Lecturer in Political Economy Education
Department of European and International Studies, King's College London
I joined the Department of European & International Studies (EIS) at King’s College in September 2025. Before, I lectured in Environmental and Latin American, Caribbean, and Latinx Studies at Brandeis University, MA, USA. I completed my PhD in International Development at the London School of Economics and Political Science.
My research spans international, environmental, and development studies, grounded in sociology. I examine the relationship between environmental politics, climate finance, and uneven development, particularly how international green strategies affect agrarian conflict and indigenous and traditional populations in the Global South.

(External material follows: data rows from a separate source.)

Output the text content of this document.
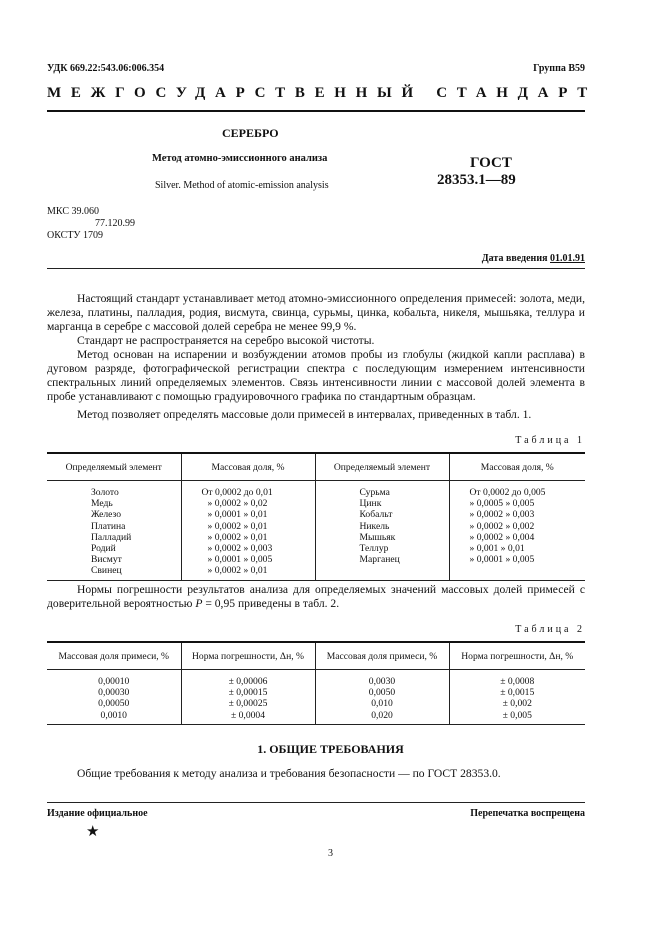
УДК 669.22:543.06:006.354	Группа В59
МЕЖГОСУДАРСТВЕННЫЙ СТАНДАРТ
СЕРЕБРО
Метод атомно-эмиссионного анализа
Silver. Method of atomic-emission analysis
ГОСТ
28353.1—89
МКС 39.060
77.120.99
ОКСТУ 1709
Дата введения 01.01.91
Настоящий стандарт устанавливает метод атомно-эмиссионного определения примесей: золота, меди, железа, платины, палладия, родия, висмута, свинца, сурьмы, цинка, кобальта, никеля, мышьяка, теллура и марганца в серебре с массовой долей серебра не менее 99,9 %.
Стандарт не распространяется на серебро высокой чистоты.
Метод основан на испарении и возбуждении атомов пробы из глобулы (жидкой капли расплава) в дуговом разряде, фотографической регистрации спектра с последующим измерением интенсивности спектральных линий определяемых элементов. Связь интенсивности линии с массовой долей элемента в пробе устанавливают с помощью градуировочного графика по стандартным образцам.
Метод позволяет определять массовые доли примесей в интервалах, приведенных в табл. 1.
Таблица 1
Определяемый элемент	Массовая доля, %	Определяемый элемент	Массовая доля, %
Золото	От 0,0002 до 0,01	Сурьма	От 0,0002 до 0,005
Медь	» 0,0002 » 0,02	Цинк	» 0,0005 » 0,005
Железо	» 0,0001 » 0,01	Кобальт	» 0,0002 » 0,003
Платина	» 0,0002 » 0,01	Никель	» 0,0002 » 0,002
Палладий	» 0,0002 » 0,01	Мышьяк	» 0,0002 » 0,004
Родий	» 0,0002 » 0,003	Теллур	» 0,001 » 0,01
Висмут	» 0,0001 » 0,005	Марганец	» 0,0001 » 0,005
Свинец	» 0,0002 » 0,01		
Нормы погрешности результатов анализа для определяемых значений массовых долей примесей с доверительной вероятностью P = 0,95 приведены в табл. 2.
Таблица 2
Массовая доля примеси, %	Норма погрешности, Δн, %	Массовая доля примеси, %	Норма погрешности, Δн, %
0,00010	± 0,00006	0,0030	± 0,0008
0,00030	± 0,00015	0,0050	± 0,0015
0,00050	± 0,00025	0,010	± 0,002
0,0010	± 0,0004	0,020	± 0,005
1. ОБЩИЕ ТРЕБОВАНИЯ
Общие требования к методу анализа и требования безопасности — по ГОСТ 28353.0.
Издание официальное	Перепечатка воспрещена
★
3
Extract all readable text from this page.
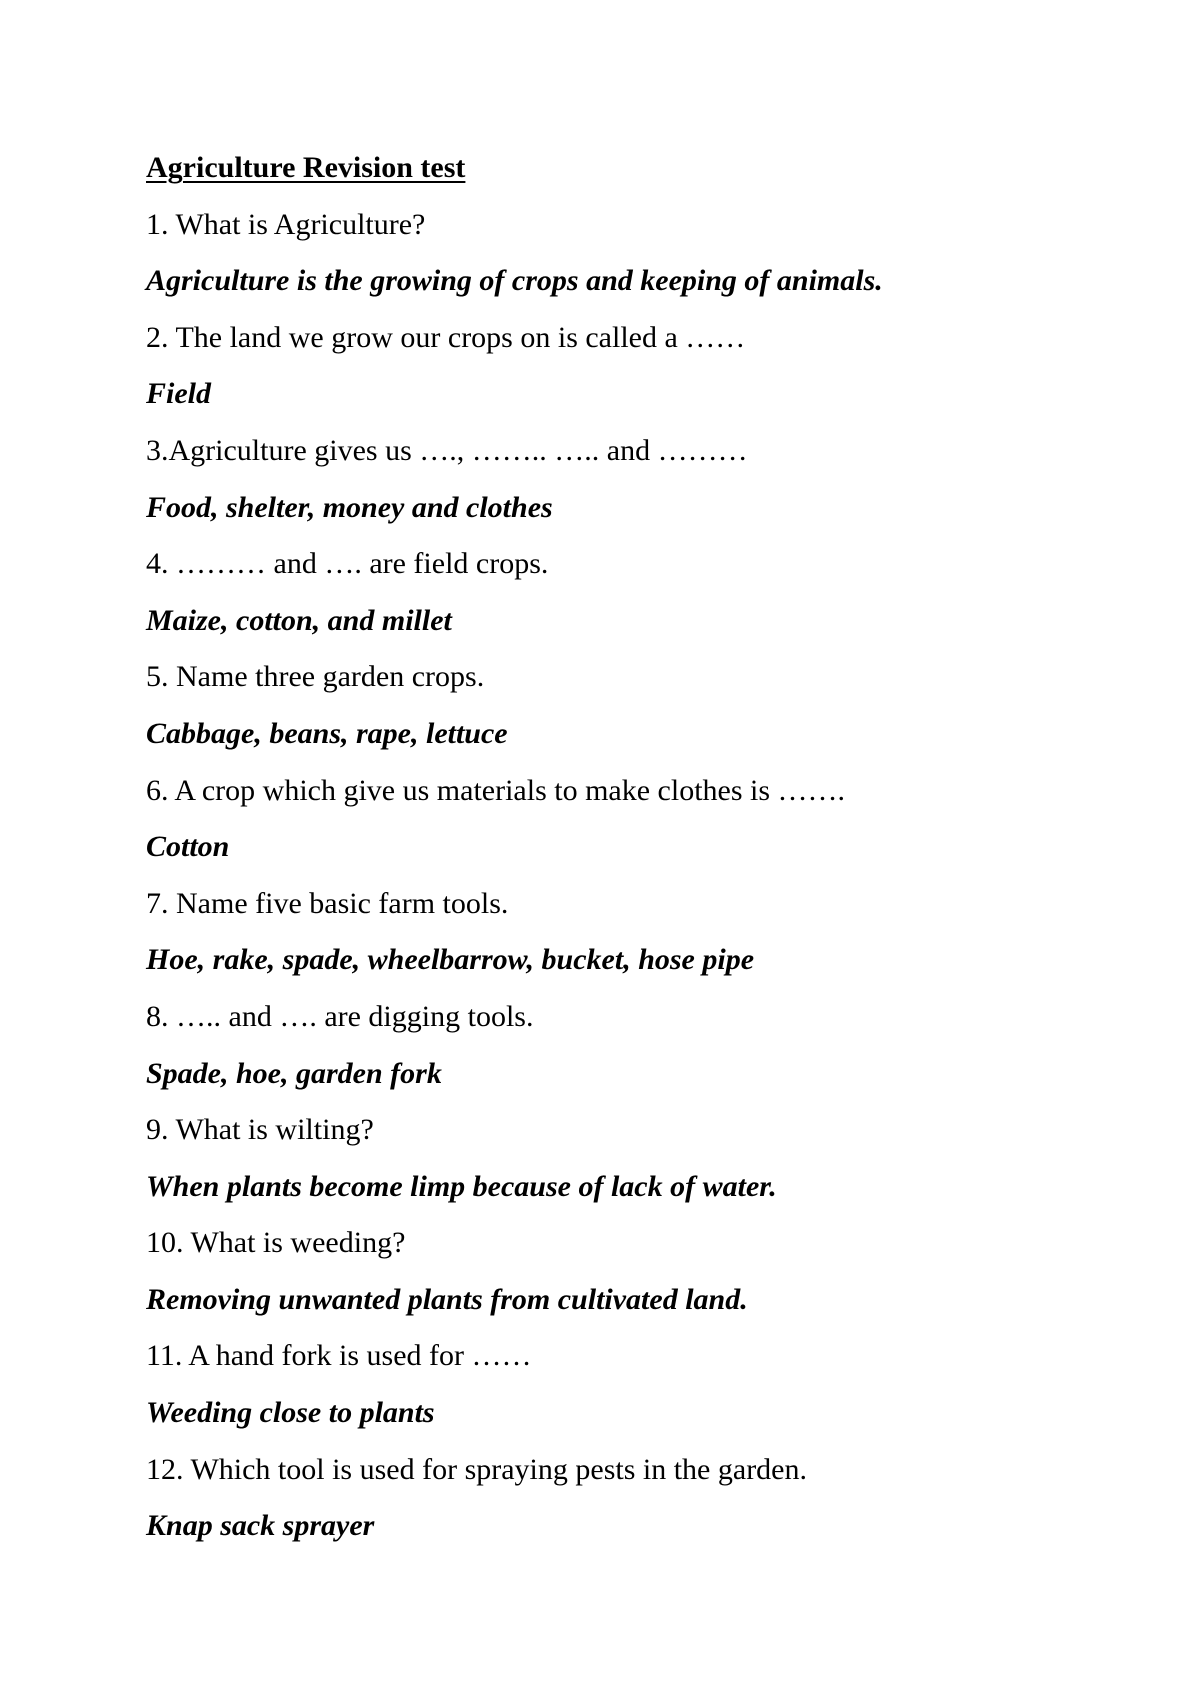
Agriculture Revision test
1. What is Agriculture?
Agriculture is the growing of crops and keeping of animals.
2. The land we grow our crops on is called a ……
Field
3.Agriculture gives us …., …….. ….. and ………
Food, shelter, money and clothes
4. ……… and …. are field crops.
Maize, cotton, and millet
5. Name three garden crops.
Cabbage, beans, rape, lettuce
6. A crop which give us materials to make clothes is …….
Cotton
7. Name five basic farm tools.
Hoe, rake, spade, wheelbarrow, bucket, hose pipe
8. ….. and …. are digging tools.
Spade, hoe, garden fork
9. What is wilting?
When plants become limp because of lack of water.
10. What is weeding?
Removing unwanted plants from cultivated land.
11. A hand fork is used for ……
Weeding close to plants
12. Which tool is used for spraying pests in the garden.
Knap sack sprayer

This agenda is driven by several questions: What are the mechanisms, actors, and institutions that reproduce and perpetuate the exploration of nature and people in global peripheries, including under the premise of climate action? How can historical and multiscalar analysis of these forces guide effective climate action towards sustainable policies and greater socio-environmental justice?
My book manuscript, based on PhD field research, The Environment for Finance: How International Projects Shape Land and Rights in the Brazilian Amazon, is currently under revision and is expected to be published in 2026. It examines G7 environmental aid to the Brazilian Amazon, as well as the construction of and local contestation surrounding the institutional and technological structures for green economies, especially carbon markets.
I hold an M.A. in Sociology from the New School for Social Research, New York City, where I worked on transnational public spheres and social movements from Occupy Wall Street to the Arab Spring. I also hold an M.A. from the Technical University Dresden, where I wrote a thesis on neoliberal management reforms in multilateral and bilateral development agencies.
Between 2018 and 2023, I was based in Belém (in the Amazon state of Pará), Brazil, which will host the Climate Summit (COP30) in 2025. There, I worked at the city government's Secretariat of Planning, and with social movements and unions on issues including land conflicts, agrarian reform, mining, export logistics, energy, extractivism, and trade agreements (EU-Mercosur). Before starting my dissertation at LSE, I worked as a Project Manager United Nations and the Global South at the Rosa Luxemburg Stiftung - New York Office, managing programs at the UN Permanent Forum on Indigenous Issues (UNPFII) and the UN Commission on the Status of Women (CSW) amongst others, and in partnership with universities, international civil society activists, and organizations.